Hypnotic will be released theatrically in the United States on May 12, 2023, by Ketchup Entertainment.

Premise
A detective becomes entangled in a mystery involving his missing daughter and a secret government program, while investigating a string of impossible high-end heists.

Cast
 Ben Affleck as Daniel Rourke
 Alice Braga as Diana Cruz
 J. D. Pardo
 Hala Finley as Lev Dellrayne
 Dayo Okeniyi
 Jeff Fahey
 Jackie Earle Haley
 William Fichtner

Production
Robert Rodriguez had written the initial screenplay for Hypnotic back in 2002, calling it "one of my favorite stories". In November 2018, Rodriguez was confirmed to direct the film, with Max Borenstein rewriting the original script for Studio 8. In November 2019, it was reported that Studio 8 would co-produce with Solstice Studios, which had domestic distribution rights.
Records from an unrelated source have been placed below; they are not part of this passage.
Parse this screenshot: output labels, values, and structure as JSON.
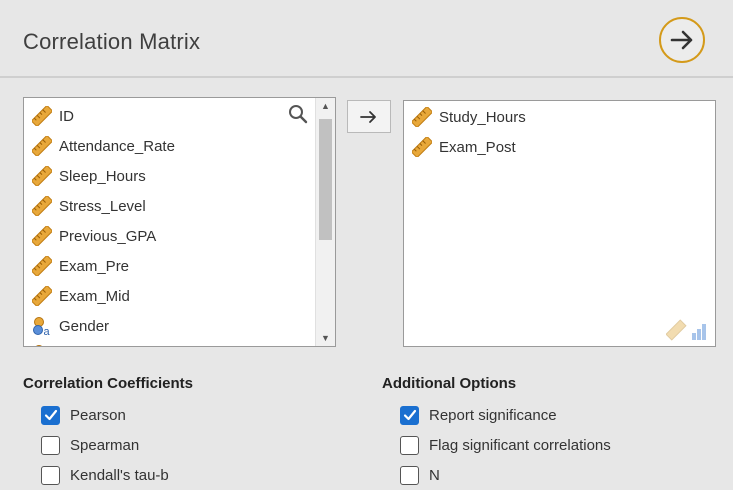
{
  "header": {
    "title": "Correlation Matrix"
  },
  "source_list": {
    "items": [
      {
        "label": "ID",
        "type": "continuous"
      },
      {
        "label": "Attendance_Rate",
        "type": "continuous"
      },
      {
        "label": "Sleep_Hours",
        "type": "continuous"
      },
      {
        "label": "Stress_Level",
        "type": "continuous"
      },
      {
        "label": "Previous_GPA",
        "type": "continuous"
      },
      {
        "label": "Exam_Pre",
        "type": "continuous"
      },
      {
        "label": "Exam_Mid",
        "type": "continuous"
      },
      {
        "label": "Gender",
        "type": "nominal"
      }
    ]
  },
  "target_list": {
    "items": [
      {
        "label": "Study_Hours",
        "type": "continuous"
      },
      {
        "label": "Exam_Post",
        "type": "continuous"
      }
    ]
  },
  "coefficients": {
    "title": "Correlation Coefficients",
    "pearson": {
      "label": "Pearson",
      "checked": true
    },
    "spearman": {
      "label": "Spearman",
      "checked": false
    },
    "kendall": {
      "label": "Kendall's tau-b",
      "checked": false
    }
  },
  "additional": {
    "title": "Additional Options",
    "report_sig": {
      "label": "Report significance",
      "checked": true
    },
    "flag_sig": {
      "label": "Flag significant correlations",
      "checked": false
    },
    "n": {
      "label": "N",
      "checked": false
    }
  },
  "colors": {
    "accent": "#d49a1a",
    "checkbox": "#1a6fd0",
    "ruler": "#e8a83a"
  }
}
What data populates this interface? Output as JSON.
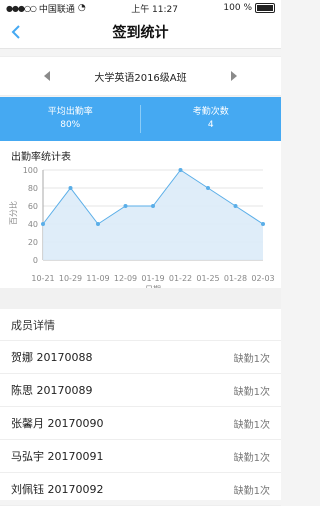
{
  "status_bar": {
    "carrier": "中国联通",
    "time": "上午 11:27",
    "battery": "100 %"
  },
  "nav": {
    "title": "签到统计",
    "back_icon": "chevron-left-icon"
  },
  "class_switch": {
    "class_name": "大学英语2016级A班",
    "prev_icon": "triangle-left-icon",
    "next_icon": "triangle-right-icon"
  },
  "stats": [
    {
      "label": "平均出勤率",
      "value": "80%"
    },
    {
      "label": "考勤次数",
      "value": "4"
    }
  ],
  "chart": {
    "title": "出勤率统计表",
    "accent_color": "#5aaee8",
    "fill_color": "#dcebf8"
  },
  "chart_data": {
    "type": "area",
    "title": "出勤率统计表",
    "xlabel": "日期",
    "ylabel": "百分比",
    "categories": [
      "10-21",
      "10-29",
      "11-09",
      "12-09",
      "01-19",
      "01-22",
      "01-25",
      "01-28",
      "02-03"
    ],
    "values": [
      40,
      80,
      40,
      60,
      60,
      100,
      80,
      60,
      40
    ],
    "ylim": [
      0,
      100
    ],
    "yticks": [
      0,
      20,
      40,
      60,
      80,
      100
    ],
    "grid": true
  },
  "members": {
    "title": "成员详情",
    "rows": [
      {
        "name": "贺娜 20170088",
        "status": "缺勤1次"
      },
      {
        "name": "陈思 20170089",
        "status": "缺勤1次"
      },
      {
        "name": "张馨月 20170090",
        "status": "缺勤1次"
      },
      {
        "name": "马弘宇 20170091",
        "status": "缺勤1次"
      },
      {
        "name": "刘佩钰 20170092",
        "status": "缺勤1次"
      }
    ]
  }
}
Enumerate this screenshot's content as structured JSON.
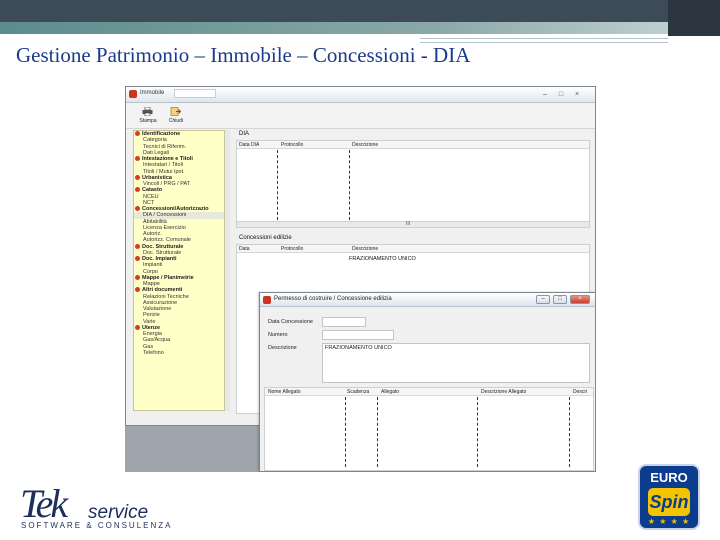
{
  "slide": {
    "title": "Gestione Patrimonio – Immobile – Concessioni - DIA"
  },
  "app_window": {
    "title": "Immobile",
    "title_value": "",
    "controls": [
      "–",
      "□",
      "×"
    ],
    "toolbar": [
      {
        "label": "Stampa",
        "icon": "printer-icon"
      },
      {
        "label": "Chiudi",
        "icon": "exit-icon"
      }
    ],
    "tree": [
      {
        "label": "Identificazione",
        "group": true
      },
      {
        "label": "Categoria",
        "group": false
      },
      {
        "label": "Tecnici di Riferim.",
        "group": false
      },
      {
        "label": "Dati Legali",
        "group": false
      },
      {
        "label": "Intestazione e Titoli",
        "group": true
      },
      {
        "label": "Intestatari / Titoli",
        "group": false
      },
      {
        "label": "Titoli / Mutui Ipot.",
        "group": false
      },
      {
        "label": "Urbanistica",
        "group": true
      },
      {
        "label": "Vincoli / PRG / PAT",
        "group": false
      },
      {
        "label": "Catasto",
        "group": true
      },
      {
        "label": "NCEU",
        "group": false
      },
      {
        "label": "NCT",
        "group": false
      },
      {
        "label": "Concessioni/Autorizzazio",
        "group": true
      },
      {
        "label": "DIA / Concessioni",
        "group": false,
        "selected": true
      },
      {
        "label": "Abitabilità",
        "group": false
      },
      {
        "label": "Licenza Esercizio",
        "group": false
      },
      {
        "label": "Autoriz.",
        "group": false
      },
      {
        "label": "Autorizz. Comunale",
        "group": false
      },
      {
        "label": "Doc. Strutturale",
        "group": true
      },
      {
        "label": "Doc. Strutturale",
        "group": false
      },
      {
        "label": "Doc. Impianti",
        "group": true
      },
      {
        "label": "Impianti",
        "group": false
      },
      {
        "label": "Corpo",
        "group": false
      },
      {
        "label": "Mappe / Planimetrie",
        "group": true
      },
      {
        "label": "Mappe",
        "group": false
      },
      {
        "label": "Altri documenti",
        "group": true
      },
      {
        "label": "Relazioni Tecniche",
        "group": false
      },
      {
        "label": "Assicurazione",
        "group": false
      },
      {
        "label": "Valutazione",
        "group": false
      },
      {
        "label": "Perizie",
        "group": false
      },
      {
        "label": "Varie",
        "group": false
      },
      {
        "label": "Utenze",
        "group": true
      },
      {
        "label": "Energia",
        "group": false
      },
      {
        "label": "Gas/Acqua",
        "group": false
      },
      {
        "label": "Gas",
        "group": false
      },
      {
        "label": "Telefono",
        "group": false
      }
    ],
    "dia_panel": {
      "caption": "DIA",
      "columns": [
        "Data DIA",
        "Protocollo",
        "Descrizione"
      ],
      "scroll_label": "III"
    },
    "concessioni_panel": {
      "caption": "Concessioni edilizie",
      "columns": [
        "Data",
        "Protocollo",
        "Descrizione"
      ],
      "row": {
        "descrizione": "FRAZIONAMENTO UNICO"
      }
    }
  },
  "dialog": {
    "title": "Permesso di costruire / Concessione edilizia",
    "controls": [
      "–",
      "□",
      "×"
    ],
    "fields": [
      {
        "label": "Data Concessione",
        "value": ""
      },
      {
        "label": "Numero",
        "value": ""
      },
      {
        "label": "Descrizione",
        "value": "FRAZIONAMENTO UNICO"
      }
    ],
    "columns": [
      "Nome Allegato",
      "Scadenza",
      "Allegato",
      "Descrizione Allegato",
      "Descri"
    ]
  },
  "logos": {
    "tek_letters": "Tek",
    "tek_service": "service",
    "tek_tagline": "SOFTWARE & CONSULENZA",
    "euro": "EURO",
    "spin": "Spin",
    "stars": "★ ★ ★ ★"
  },
  "colors": {
    "title_blue": "#1a3a8a",
    "tree_yellow": "#ffffc8",
    "header_dark": "#3d4a57",
    "header_teal": "#5c8c8c",
    "eurospin_blue": "#0c3c8e",
    "eurospin_yellow": "#f2c500"
  }
}
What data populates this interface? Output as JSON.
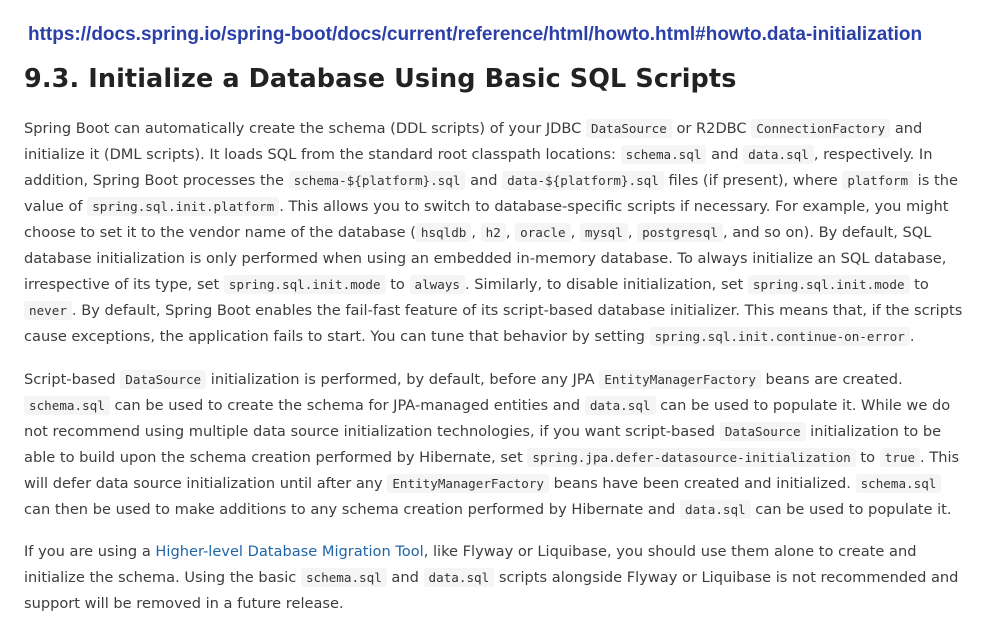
{
  "url": "https://docs.spring.io/spring-boot/docs/current/reference/html/howto.html#howto.data-initialization",
  "heading": "9.3. Initialize a Database Using Basic SQL Scripts",
  "p1": [
    "Spring Boot can automatically create the schema (DDL scripts) of your JDBC ",
    "DataSource",
    " or R2DBC ",
    "ConnectionFactory",
    " and initialize it (DML scripts). It loads SQL from the standard root classpath locations: ",
    "schema.sql",
    " and ",
    "data.sql",
    ", respectively. In addition, Spring Boot processes the ",
    "schema-${platform}.sql",
    " and ",
    "data-${platform}.sql",
    " files (if present), where ",
    "platform",
    " is the value of ",
    "spring.sql.init.platform",
    ". This allows you to switch to database-specific scripts if necessary. For example, you might choose to set it to the vendor name of the database (",
    "hsqldb",
    ", ",
    "h2",
    ", ",
    "oracle",
    ", ",
    "mysql",
    ", ",
    "postgresql",
    ", and so on). By default, SQL database initialization is only performed when using an embedded in-memory database. To always initialize an SQL database, irrespective of its type, set ",
    "spring.sql.init.mode",
    " to ",
    "always",
    ". Similarly, to disable initialization, set ",
    "spring.sql.init.mode",
    " to ",
    "never",
    ". By default, Spring Boot enables the fail-fast feature of its script-based database initializer. This means that, if the scripts cause exceptions, the application fails to start. You can tune that behavior by setting ",
    "spring.sql.init.continue-on-error",
    "."
  ],
  "p2": [
    "Script-based ",
    "DataSource",
    " initialization is performed, by default, before any JPA ",
    "EntityManagerFactory",
    " beans are created. ",
    "schema.sql",
    " can be used to create the schema for JPA-managed entities and ",
    "data.sql",
    " can be used to populate it. While we do not recommend using multiple data source initialization technologies, if you want script-based ",
    "DataSource",
    " initialization to be able to build upon the schema creation performed by Hibernate, set ",
    "spring.jpa.defer-datasource-initialization",
    " to ",
    "true",
    ". This will defer data source initialization until after any ",
    "EntityManagerFactory",
    " beans have been created and initialized. ",
    "schema.sql",
    " can then be used to make additions to any schema creation performed by Hibernate and ",
    "data.sql",
    " can be used to populate it."
  ],
  "p3": [
    "If you are using a ",
    "Higher-level Database Migration Tool",
    ", like Flyway or Liquibase, you should use them alone to create and initialize the schema. Using the basic ",
    "schema.sql",
    " and ",
    "data.sql",
    " scripts alongside Flyway or Liquibase is not recommended and support will be removed in a future release."
  ]
}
In November 2019, Ben Affleck was set to star in the film. In May 2021, Alice Braga was added to the cast, with filming set to begin on September 20 in Austin, Texas. In September 2021, Hala Finley was added to the cast. In October 2021, it was reported Dayo Okeniyi, William Fichtner and JD Pardo had joined the cast.

Principal photography began in Austin on September 27, 2021, and concluded on November 19 of the same year.

In April 2022, Rodriguez confirmed that, similar to his previous films, he and his family members collaborated on the project:

Release
Hypnotic is set to be released theatrically in the United States by Solstice Studios. In March 2023, it was reported that Ketchup Entertainment will serve as the U.S. distributor after Solstice Studios has been shut down in late 2022. A "work-in-progress" cut of the film was screened at South by Southwest on March 12, 2023. That same month, it's been announced that it will be released theatrically in the United States on May 12, 2023.